Understanding Clusters

A cluster, plainly: multiple physical machines wired together with fast networking so they act as one larger pool of compute and memory for a single job, instead of several separate computers doing separate jobs.

Real datacenter clustering

NVIDIA's DGX and rack-scale systems (DGX H100, GB200 NVL72) connect GPUs with NVLink/NVSwitch inside a node and InfiniBand between nodes — purpose-built, extremely high-bandwidth links that let dozens or hundreds of GPUs share one addressable memory pool and stay synchronized with microsecond-scale latency. Software like NVIDIA's NCCL library coordinates the GPUs so a huge model can be split across all of them with only a small efficiency loss. These systems are engineered as a single product: matched cooling, matched power delivery, vendor-supported firmware.

NVIDIA DGX H100 (8x H100 node) NVIDIA press image

2x DGX H100 nodes over NVLink + InfiniBand (a real cluster)

GPU / systemNVIDIA DGX H100 (8x H100 node) × 2
Combined memory1,280 GB
Total price$700,000
17,000 W sustained draw
🏠 = 14.17x an average home (~1,200W continuous)
🔋 = drains a 90 kWh EV battery in 5.29 hrs

A pile of desktop cards

Consumer GPUs (RTX 40- and 50-series) have no NVLink — NVIDIA removed it after the RTX 3090 — so multiple cards in one desktop talk over ordinary PCIe, routed through the CPU. That's dramatically slower for GPU-to-GPU traffic than NVLink, and there's no unified memory: each card's VRAM stays separate, so software has to manually shard the model and pay a communication penalty every step. A normal home electrical circuit (15-20A/120V, roughly 1,800-2,400W) becomes the hard ceiling long before you run out of PCIe slots.
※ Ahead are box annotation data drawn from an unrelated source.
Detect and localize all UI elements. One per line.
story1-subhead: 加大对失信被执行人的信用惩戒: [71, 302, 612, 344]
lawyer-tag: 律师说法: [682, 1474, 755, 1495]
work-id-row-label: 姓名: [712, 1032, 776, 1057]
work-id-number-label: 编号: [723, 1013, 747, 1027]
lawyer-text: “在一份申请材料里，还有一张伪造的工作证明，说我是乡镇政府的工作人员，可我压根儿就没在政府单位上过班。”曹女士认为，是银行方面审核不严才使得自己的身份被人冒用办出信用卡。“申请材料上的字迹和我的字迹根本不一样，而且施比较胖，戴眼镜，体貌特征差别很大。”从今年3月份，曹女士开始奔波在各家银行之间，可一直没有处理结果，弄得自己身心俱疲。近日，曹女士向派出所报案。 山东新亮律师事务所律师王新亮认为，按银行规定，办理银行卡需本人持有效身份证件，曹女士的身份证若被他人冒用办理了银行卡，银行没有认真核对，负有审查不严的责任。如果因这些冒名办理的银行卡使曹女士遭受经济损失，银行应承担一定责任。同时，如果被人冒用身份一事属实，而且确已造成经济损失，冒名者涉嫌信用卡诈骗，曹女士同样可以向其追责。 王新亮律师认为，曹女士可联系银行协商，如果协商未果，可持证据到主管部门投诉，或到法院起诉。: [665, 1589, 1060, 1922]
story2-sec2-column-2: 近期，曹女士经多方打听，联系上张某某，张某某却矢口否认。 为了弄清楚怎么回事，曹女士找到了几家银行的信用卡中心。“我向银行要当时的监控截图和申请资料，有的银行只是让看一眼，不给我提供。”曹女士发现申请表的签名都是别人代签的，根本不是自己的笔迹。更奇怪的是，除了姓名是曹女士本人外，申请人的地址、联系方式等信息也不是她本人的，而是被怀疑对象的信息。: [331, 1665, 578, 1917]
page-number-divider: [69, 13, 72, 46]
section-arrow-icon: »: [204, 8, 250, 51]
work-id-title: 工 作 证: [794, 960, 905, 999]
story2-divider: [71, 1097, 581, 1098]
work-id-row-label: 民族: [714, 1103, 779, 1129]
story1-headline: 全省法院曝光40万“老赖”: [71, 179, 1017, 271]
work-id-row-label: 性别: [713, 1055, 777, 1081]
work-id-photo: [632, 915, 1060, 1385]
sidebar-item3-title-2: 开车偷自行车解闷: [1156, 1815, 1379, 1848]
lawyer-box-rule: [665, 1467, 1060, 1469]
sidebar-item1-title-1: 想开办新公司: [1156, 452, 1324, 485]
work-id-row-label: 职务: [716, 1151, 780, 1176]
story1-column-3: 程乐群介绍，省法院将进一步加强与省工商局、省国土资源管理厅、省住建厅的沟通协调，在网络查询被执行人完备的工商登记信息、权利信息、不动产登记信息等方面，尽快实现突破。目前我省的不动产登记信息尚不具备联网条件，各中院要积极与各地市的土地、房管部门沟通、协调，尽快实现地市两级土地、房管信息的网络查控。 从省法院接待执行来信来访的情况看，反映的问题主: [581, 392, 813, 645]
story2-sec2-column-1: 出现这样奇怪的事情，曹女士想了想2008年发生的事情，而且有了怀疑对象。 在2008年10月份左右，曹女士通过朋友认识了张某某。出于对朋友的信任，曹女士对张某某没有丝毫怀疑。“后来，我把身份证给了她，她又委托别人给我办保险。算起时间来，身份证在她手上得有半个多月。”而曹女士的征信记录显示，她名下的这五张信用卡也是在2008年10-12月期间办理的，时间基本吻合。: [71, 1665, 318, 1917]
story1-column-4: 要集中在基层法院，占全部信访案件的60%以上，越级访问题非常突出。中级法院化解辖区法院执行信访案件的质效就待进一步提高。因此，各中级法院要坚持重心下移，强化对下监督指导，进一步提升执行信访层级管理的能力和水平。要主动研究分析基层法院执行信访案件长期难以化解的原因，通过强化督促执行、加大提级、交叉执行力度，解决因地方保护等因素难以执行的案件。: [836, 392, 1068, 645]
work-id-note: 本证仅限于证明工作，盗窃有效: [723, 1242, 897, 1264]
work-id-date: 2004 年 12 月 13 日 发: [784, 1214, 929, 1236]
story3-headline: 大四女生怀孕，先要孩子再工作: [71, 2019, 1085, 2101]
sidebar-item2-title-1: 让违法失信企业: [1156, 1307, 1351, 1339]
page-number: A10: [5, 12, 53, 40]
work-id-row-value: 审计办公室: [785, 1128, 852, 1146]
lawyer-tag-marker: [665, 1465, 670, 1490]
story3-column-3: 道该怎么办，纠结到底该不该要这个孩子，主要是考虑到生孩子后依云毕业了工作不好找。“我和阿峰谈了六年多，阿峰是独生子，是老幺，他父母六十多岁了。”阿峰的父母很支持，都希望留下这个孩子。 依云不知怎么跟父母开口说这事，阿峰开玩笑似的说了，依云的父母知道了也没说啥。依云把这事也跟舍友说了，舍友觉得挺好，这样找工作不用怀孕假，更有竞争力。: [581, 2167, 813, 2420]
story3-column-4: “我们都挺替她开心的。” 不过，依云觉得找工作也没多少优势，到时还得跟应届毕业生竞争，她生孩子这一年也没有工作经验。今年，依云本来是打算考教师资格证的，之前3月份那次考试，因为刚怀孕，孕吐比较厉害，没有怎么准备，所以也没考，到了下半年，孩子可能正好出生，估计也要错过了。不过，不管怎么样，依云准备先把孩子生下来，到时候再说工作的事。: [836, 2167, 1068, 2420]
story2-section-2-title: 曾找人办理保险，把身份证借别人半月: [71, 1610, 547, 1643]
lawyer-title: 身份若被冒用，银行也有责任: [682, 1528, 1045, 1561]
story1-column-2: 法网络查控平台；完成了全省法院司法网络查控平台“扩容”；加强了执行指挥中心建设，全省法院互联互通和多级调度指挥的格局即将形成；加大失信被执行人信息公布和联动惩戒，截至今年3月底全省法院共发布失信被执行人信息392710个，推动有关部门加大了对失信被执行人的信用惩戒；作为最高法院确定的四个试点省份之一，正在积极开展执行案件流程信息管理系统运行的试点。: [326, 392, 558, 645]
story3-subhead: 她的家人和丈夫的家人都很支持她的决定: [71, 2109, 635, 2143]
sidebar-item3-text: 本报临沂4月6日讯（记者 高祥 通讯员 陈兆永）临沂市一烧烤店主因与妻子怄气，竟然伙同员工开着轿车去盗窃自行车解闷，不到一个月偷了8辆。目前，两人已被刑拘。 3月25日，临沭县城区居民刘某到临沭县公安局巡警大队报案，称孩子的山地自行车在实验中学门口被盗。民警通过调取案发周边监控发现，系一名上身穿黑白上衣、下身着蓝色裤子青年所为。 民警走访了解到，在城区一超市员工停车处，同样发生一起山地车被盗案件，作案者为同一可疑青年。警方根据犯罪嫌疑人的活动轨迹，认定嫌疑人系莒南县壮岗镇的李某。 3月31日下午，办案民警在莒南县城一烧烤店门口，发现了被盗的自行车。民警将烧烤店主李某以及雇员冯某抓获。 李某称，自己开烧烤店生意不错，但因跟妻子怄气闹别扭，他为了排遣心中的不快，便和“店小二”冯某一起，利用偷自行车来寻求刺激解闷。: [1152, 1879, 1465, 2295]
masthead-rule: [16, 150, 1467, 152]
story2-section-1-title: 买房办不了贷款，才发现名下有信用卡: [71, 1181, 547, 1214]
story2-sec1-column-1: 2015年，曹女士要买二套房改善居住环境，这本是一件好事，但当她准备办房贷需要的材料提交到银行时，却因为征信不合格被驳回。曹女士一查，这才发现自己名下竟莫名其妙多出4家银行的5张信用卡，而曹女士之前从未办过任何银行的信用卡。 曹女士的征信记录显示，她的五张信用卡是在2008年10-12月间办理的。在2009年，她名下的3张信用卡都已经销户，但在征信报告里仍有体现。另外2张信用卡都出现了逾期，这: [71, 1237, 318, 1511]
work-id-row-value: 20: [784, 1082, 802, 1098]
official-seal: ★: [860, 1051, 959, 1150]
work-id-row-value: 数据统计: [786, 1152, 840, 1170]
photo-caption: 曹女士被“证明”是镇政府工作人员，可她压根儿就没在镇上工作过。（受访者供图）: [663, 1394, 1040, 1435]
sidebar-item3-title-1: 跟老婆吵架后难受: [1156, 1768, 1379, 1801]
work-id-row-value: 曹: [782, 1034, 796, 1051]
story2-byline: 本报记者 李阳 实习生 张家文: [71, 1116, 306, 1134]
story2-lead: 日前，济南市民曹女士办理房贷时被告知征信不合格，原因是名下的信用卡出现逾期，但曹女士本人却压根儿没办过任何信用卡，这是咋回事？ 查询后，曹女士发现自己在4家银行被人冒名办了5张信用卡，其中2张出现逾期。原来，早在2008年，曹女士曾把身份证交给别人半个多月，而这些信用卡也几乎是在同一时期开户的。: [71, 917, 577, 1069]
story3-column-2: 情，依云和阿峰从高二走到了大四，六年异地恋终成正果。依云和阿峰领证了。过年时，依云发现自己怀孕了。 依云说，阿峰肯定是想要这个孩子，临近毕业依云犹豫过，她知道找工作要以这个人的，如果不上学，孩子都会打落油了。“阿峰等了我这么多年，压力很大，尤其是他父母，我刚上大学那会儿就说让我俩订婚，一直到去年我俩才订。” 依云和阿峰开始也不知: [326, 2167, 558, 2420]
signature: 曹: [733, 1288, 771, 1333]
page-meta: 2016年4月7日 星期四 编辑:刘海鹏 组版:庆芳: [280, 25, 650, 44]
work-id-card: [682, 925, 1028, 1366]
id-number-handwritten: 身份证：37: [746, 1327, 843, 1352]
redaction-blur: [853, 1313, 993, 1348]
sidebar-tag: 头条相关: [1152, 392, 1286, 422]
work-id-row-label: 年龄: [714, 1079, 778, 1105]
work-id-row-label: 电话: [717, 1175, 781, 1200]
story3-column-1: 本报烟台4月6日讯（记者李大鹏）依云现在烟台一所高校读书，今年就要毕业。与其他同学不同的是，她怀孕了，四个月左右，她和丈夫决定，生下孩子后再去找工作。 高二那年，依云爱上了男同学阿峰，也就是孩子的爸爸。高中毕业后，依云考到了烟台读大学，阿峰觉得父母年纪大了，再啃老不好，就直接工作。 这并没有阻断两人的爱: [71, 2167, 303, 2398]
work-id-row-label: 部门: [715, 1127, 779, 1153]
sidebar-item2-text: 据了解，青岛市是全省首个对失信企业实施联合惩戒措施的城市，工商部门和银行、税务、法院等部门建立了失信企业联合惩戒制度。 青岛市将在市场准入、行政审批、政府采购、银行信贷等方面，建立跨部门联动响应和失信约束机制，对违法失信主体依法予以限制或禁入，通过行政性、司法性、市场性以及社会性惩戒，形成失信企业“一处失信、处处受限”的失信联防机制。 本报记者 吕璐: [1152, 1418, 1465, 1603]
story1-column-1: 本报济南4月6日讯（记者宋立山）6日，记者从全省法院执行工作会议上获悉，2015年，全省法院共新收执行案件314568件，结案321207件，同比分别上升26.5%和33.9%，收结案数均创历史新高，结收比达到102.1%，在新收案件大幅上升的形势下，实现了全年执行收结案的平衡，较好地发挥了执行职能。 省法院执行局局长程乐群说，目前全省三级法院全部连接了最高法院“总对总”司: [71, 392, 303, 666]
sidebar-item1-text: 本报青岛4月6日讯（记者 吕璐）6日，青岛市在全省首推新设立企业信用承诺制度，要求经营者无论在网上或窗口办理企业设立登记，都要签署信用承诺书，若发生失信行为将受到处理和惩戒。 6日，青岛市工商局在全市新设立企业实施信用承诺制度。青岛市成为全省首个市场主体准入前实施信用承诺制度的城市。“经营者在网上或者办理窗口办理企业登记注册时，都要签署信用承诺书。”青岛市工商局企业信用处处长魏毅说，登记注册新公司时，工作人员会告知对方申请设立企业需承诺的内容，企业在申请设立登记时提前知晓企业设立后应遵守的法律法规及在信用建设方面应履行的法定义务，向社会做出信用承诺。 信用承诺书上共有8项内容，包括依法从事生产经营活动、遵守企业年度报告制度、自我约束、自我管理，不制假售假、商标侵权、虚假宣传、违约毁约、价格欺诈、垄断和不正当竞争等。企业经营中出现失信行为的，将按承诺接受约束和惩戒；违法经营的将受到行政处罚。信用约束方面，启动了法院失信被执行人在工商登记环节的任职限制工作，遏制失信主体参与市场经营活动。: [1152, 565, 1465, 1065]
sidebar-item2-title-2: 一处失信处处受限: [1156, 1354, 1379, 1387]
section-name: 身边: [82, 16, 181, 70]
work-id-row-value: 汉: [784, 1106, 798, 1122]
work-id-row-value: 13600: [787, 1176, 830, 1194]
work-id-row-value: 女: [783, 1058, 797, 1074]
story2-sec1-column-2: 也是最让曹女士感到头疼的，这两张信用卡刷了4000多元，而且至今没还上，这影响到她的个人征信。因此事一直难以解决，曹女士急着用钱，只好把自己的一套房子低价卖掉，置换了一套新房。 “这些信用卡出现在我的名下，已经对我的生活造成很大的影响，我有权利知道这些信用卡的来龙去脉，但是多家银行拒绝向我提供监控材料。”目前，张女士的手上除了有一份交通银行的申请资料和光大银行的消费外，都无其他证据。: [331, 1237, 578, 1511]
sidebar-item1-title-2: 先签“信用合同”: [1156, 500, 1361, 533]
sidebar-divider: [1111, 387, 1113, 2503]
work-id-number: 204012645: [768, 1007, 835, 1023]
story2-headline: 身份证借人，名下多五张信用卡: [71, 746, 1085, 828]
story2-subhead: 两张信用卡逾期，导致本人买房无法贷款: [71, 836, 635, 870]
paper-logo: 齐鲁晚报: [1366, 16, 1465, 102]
NVIDIA GeForce RTX 5090 NVIDIA press image

4x RTX 5090 in one desktop case (a pile of desktop cards)

GPU / systemNVIDIA GeForce RTX 5090 × 4
Combined memory128 GB
GPU cost$7,996
Host system (est.)$4,000
Total price$11,996
2,550 W sustained draw
🏠 = 2.12x an average home (~1,200W continuous)
🔋 = drains a 90 kWh EV battery in 35.29 hrs
These 4 cards do NOT share memory. A model has to be manually split across them over ordinary PCIe, which is far slower than NVLink, and there's no vendor support for this as a unified system.
The honest difference: the DGX cluster above costs 58x more than the pile of desktop cards, but its 1,280GB behaves as one real, fast, vendor-supported memory pool. The desktop pile's 128GB is really four separate 32GB pools that a model must be hand-split across — it is not a substitute for a cluster, just several computers sharing a case.